The conformational change in amyloid beta (A beta) peptide from its monomeric form to aggregates is crucial in the pathogenesis of Alzheimer's disease (AD). In the healthy brain, some unidentified chaperones appear to prevent the aggregation of A beta. Here we reported that lipocalin-type prostaglandin D synthase (L-PGDS)/beta-trace, the most abundant cerebrospinal fluid (CSF) protein produced in the brain, was localized in amyloid plaques in both AD patients and AD-model Tg2576 mice.
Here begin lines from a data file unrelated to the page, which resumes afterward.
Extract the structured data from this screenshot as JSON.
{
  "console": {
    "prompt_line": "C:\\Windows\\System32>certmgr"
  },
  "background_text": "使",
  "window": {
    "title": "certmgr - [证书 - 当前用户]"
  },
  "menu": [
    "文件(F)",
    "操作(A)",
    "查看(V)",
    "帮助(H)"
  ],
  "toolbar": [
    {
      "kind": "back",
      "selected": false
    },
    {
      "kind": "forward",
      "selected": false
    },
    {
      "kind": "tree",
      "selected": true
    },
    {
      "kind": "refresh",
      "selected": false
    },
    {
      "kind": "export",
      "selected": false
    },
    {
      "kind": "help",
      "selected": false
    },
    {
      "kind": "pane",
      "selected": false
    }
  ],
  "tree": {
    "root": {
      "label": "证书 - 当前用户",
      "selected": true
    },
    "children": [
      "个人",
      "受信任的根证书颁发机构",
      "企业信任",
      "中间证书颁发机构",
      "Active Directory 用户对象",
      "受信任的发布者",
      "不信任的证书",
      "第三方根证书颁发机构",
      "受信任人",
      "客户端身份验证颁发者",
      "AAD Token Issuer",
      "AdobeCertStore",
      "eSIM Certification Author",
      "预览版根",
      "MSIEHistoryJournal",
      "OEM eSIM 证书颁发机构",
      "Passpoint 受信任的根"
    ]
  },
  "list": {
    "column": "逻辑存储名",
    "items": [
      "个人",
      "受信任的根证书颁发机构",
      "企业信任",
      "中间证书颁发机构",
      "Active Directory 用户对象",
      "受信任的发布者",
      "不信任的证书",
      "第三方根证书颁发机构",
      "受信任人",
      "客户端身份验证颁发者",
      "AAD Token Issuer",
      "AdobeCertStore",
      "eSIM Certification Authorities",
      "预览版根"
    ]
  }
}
Surface plasmon resonance analysis revealed that L-PGDS/beta-trace tightly bound to A beta monomers and fibrils with high affinity (K-D = 18-50 nM) and that L-PGDS/beta-trace recognized residues 25-28 in A beta, which is the key region for its conformational change to a beta-sheet structure. The results of a thioflavin T fluorescence assay to monitor A beta aggregation disclosed that L-PGDS/beta-trace inhibited the spontaneous aggregation of A beta (1-40) and A beta (1-42) within its physiological range (1-5 mu M) in CSF. L-PGDS/beta-trace also prevented the seed-dependent aggregation of 50 mu M A beta with K-i of 0.75 mu M. Moreover, the inhibitory activity toward A beta (1-40) aggregation in human CSF was decreased by 60% when L-PGDS/beta-trace was removed from the CSIF by immunoaffinity chromatography. The deposition of A beta after intraventricular infusion of A beta (1-42) was 3.5-fold higher in L-PGDS-deficient mice and reduced to 23% in L-PGDS-overexpressing mice as compared with their wild-type levels. These data indicate that L-PGDS/beta-trace is a major endogenous A beta-chaperone in the brain and suggest that the disturbance of this function may be involved in the onset and progression of AD. Our findings may provide a diagnostic and therapeutic approach for AD.